Beyindeki karar alma mekanizmaları hakkında açıklamalarda bulunan Tarhan; “Zihnin üzerinde bilinç var. Bu bilinç farkındalık alıyor ve ayırt ediyor. Zihin, ona göre analiz ediyor. Beyin, o çalışma sistemi içerisinde ifade ediliyor. Mesela sol beyin mantık, muhakeme, analiz, konuşma ve hesaplama ile ilgili. Sağ beyin duygular, heyecanlar, müzik ve sanatla ilgili tarafları ifade ediyor. Beynimizde bir zihinsel jüri oluşuyor. Zihinsel jüride bir yargıç var. Diğer dört üyesinden birisi, ‘Bilim insanı ne diyor? Bu gelen bilgi gerçek değildir.’ diyor. İkinci, insan ahlakçı oluyor, ilahiyatçı oluyor. Bu iyi, kötü diyor. Daha sonra bir işletmeci var kârlı-zararlı diyor. Başka bir üye var o da estetik-estetik değil diyor. Bu jüriyi kullanmak, insanı insan yapan şey. Karar verirken ön göremediği, bilemediği şeyleri varsayımlarla üretiyor ona göre karar veriyor. Psikolojinin en çok çalıştığı konu; ‘Nasıl karar veriyoruz?’ aslında. Yazma da ayrı, yemek yemede ayrı mekanizmalar devreye giriyor. İnsan beyni öyle bir şey ki, bir vadi düşünün, yazın ortasında kupkuru olur.

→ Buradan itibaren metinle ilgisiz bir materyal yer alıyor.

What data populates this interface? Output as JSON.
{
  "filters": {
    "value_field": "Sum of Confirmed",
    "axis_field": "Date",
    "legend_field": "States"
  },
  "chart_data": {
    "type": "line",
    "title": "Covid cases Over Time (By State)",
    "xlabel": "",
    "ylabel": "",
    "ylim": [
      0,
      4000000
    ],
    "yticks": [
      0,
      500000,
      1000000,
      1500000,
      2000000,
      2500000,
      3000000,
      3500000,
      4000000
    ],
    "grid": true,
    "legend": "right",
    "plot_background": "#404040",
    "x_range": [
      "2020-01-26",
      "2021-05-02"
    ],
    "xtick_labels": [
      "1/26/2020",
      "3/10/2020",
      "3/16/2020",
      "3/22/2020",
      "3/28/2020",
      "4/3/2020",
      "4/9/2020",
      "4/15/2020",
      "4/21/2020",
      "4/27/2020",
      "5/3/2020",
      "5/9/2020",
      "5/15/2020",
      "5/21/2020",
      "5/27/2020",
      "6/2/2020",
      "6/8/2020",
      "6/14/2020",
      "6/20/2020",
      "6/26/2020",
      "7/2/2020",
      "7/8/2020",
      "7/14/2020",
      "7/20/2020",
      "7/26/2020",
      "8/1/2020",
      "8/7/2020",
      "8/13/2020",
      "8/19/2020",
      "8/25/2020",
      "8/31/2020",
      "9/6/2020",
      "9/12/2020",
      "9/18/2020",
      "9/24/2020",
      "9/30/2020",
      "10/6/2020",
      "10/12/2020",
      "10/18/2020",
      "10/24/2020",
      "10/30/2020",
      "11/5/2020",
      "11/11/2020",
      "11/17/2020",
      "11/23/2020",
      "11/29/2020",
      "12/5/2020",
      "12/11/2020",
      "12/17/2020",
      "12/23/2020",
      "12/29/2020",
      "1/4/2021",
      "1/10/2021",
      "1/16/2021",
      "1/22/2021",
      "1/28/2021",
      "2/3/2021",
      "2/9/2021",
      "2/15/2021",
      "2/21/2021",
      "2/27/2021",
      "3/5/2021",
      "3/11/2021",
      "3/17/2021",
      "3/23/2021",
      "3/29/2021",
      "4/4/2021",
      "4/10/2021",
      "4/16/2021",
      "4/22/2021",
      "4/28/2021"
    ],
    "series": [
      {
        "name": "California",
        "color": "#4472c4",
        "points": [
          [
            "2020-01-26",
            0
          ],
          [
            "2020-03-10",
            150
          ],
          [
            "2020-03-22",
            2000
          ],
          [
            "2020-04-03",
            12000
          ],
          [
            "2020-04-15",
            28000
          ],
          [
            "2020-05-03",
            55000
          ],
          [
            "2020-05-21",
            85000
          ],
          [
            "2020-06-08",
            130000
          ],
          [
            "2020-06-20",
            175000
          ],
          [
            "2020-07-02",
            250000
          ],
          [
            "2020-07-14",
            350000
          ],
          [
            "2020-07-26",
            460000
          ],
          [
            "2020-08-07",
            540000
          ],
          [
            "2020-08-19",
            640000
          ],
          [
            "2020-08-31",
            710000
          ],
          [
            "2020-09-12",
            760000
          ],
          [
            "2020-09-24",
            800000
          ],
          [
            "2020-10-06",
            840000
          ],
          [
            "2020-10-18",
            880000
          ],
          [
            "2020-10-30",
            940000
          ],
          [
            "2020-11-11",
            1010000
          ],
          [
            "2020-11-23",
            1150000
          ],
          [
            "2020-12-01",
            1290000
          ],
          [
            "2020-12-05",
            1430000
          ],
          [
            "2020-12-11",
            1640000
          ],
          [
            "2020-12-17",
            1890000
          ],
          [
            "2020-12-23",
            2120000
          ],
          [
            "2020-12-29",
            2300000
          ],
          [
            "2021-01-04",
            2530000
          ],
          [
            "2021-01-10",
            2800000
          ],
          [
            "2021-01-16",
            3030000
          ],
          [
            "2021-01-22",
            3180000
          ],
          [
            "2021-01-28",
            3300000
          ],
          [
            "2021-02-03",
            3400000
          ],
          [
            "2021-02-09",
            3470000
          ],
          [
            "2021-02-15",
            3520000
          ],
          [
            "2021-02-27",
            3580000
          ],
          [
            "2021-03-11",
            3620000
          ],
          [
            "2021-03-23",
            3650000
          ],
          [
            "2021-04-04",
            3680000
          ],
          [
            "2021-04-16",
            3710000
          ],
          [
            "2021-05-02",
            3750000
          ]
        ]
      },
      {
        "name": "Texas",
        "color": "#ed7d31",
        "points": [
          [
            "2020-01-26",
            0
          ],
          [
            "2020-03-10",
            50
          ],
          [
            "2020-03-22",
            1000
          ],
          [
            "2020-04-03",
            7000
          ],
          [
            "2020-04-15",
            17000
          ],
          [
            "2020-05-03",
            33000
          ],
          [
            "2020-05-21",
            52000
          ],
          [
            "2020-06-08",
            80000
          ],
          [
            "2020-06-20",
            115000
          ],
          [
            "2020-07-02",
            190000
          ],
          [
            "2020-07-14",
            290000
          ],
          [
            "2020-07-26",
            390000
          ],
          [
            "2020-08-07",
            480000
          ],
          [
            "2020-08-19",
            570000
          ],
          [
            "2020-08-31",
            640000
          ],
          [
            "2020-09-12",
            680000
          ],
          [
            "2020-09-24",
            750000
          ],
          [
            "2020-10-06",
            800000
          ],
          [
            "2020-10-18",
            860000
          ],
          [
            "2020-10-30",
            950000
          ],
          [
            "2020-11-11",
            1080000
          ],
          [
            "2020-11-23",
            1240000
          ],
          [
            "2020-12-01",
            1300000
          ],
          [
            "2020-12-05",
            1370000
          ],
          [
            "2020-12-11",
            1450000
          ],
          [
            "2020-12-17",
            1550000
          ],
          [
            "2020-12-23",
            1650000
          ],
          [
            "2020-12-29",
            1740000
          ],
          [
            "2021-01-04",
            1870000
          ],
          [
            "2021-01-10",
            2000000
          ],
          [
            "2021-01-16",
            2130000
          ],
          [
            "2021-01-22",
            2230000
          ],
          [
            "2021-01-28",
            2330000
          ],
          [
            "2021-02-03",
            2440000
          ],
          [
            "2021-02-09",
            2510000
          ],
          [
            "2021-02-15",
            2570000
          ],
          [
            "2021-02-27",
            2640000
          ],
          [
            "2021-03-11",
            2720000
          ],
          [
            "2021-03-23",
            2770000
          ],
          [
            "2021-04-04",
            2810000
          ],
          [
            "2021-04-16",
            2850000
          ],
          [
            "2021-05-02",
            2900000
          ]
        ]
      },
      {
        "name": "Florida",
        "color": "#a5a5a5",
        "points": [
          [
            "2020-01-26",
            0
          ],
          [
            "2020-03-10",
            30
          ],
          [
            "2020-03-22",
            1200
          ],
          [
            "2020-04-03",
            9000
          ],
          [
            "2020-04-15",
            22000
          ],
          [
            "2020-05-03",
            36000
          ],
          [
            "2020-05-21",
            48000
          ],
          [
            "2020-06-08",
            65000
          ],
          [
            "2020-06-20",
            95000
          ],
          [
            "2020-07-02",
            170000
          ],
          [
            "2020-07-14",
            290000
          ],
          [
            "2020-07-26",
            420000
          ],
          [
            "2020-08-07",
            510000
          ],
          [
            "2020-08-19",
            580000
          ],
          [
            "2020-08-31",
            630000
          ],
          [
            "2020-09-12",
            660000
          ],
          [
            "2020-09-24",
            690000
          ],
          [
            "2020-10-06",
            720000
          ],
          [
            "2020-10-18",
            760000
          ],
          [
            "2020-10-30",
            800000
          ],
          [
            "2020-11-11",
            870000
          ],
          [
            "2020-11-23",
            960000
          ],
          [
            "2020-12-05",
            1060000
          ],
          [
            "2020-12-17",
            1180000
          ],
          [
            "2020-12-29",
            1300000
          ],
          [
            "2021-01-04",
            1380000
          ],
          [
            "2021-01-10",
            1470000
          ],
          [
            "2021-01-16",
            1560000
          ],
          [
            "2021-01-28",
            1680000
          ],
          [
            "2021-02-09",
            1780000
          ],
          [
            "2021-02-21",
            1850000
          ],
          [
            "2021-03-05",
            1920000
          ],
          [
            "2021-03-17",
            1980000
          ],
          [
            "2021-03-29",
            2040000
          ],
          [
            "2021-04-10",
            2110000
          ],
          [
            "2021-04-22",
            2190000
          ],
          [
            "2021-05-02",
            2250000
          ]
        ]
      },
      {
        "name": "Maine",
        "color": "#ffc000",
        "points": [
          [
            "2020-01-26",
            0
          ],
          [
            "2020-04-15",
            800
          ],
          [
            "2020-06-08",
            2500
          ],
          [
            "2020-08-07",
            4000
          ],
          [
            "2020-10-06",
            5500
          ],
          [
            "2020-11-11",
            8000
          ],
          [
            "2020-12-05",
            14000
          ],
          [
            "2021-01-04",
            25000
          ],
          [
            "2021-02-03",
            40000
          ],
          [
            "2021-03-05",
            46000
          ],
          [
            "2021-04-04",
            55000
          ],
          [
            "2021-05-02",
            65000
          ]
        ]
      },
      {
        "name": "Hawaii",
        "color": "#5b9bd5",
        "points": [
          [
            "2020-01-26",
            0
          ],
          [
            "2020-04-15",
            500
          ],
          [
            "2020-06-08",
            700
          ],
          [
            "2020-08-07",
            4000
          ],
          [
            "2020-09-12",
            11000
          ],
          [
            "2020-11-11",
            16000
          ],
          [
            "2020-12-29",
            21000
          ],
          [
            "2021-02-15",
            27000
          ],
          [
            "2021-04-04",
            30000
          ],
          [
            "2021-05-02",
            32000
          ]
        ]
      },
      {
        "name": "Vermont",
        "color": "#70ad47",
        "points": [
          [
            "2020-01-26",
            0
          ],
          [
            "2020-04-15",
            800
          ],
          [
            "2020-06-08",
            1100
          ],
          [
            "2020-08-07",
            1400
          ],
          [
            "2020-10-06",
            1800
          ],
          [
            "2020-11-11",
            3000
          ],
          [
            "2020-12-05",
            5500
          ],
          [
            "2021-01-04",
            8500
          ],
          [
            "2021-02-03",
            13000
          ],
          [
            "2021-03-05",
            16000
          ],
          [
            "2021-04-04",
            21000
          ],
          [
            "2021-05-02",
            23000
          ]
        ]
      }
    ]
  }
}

Ama bir tarafını sularsanız, suladığınız yerler yemyeşil olur. İnsan neye yatırım yaparsa zihninde orası gelişiyor ve onu öğretiyor. İnsan beyninin, müthiş bir kapasitesi var.” ifadelerini kullandı.
“Aklı fazla yüceltince kalbi kazanımları unuttuk”
Prof. Dr. Tarhan soyut ve somut zevkler ile negatif ve pozitif duyguların etkisine değinerek; “Akıl ve kalp dengesini çok kaybettiğimiz bir zamandayız. Aklı fazla yücelttiğimiz zaman kalbi kazanımları unuttuk ya da görmedik. Yalnız 1990’lı yıllarda psikolojide bir devrim yaşandı. Bu devrimden sonra, ‘Descartes’ın Yanılgısı’ diye bir kitap çıktı. Orada akıl, ‘düşünüyorum o halde varım’ diyor fakat ‘hissediyorum o halde varım’ olması gerekiyor. Şu anda yeni gelişen nöro-bilimin yeni bakış açısı ‘inanıyorum o halde varım’ şeklinde ifade ediliyor. Yani beyin düşünce üretiyor o düşünceye kalp ile duygu katıyoruz. Akılla kalbi birleştirmek, bir anlamda düşünce ve duyguları birleştirmek. Bunu inanış haline getirdiğin zaman, var oluyorsun. Yani akıl bir şey söylüyor, sonra beyin muhakemeyle ilgili bu tarafa git diyor. Sağ beyin duygularla ilgili bu tarafa git diyor. Ön beyin dengele diyor. Kişinin karar vermeyle ilgili karar mekanizmaların doğru yönetebilmesi önemli. Onun için kendi kendine lider olamayan bir kimse bir ailenin, bir sınıfın lideri olamaz. Kişi kendi kendinin lideri olmalı. Çünkü içimizde negatif ve pozitif duygular var. Negatif duygular nefsani duygular; yemek, içmek, üremek, barınmak ve korunmak gibi temel fizyolojik ve psikolojik duygular. Bir de soyut zevkler var ki, kalbi olarak bilinen zevkler. Soyut zevkler kalbi duygularla yüksek ruhsal özelliklerle kişinin kendini tatmin edebileceği duygular. Bu ikisini birleştirebilirse bir kimse kendini yönetme konusunda ustalaşmış oluyor. Bu ikisini birleştirmek hiç zor değil bütün iş bunu istemek, irade etmek ve buna yatırım yapmak.” dedi.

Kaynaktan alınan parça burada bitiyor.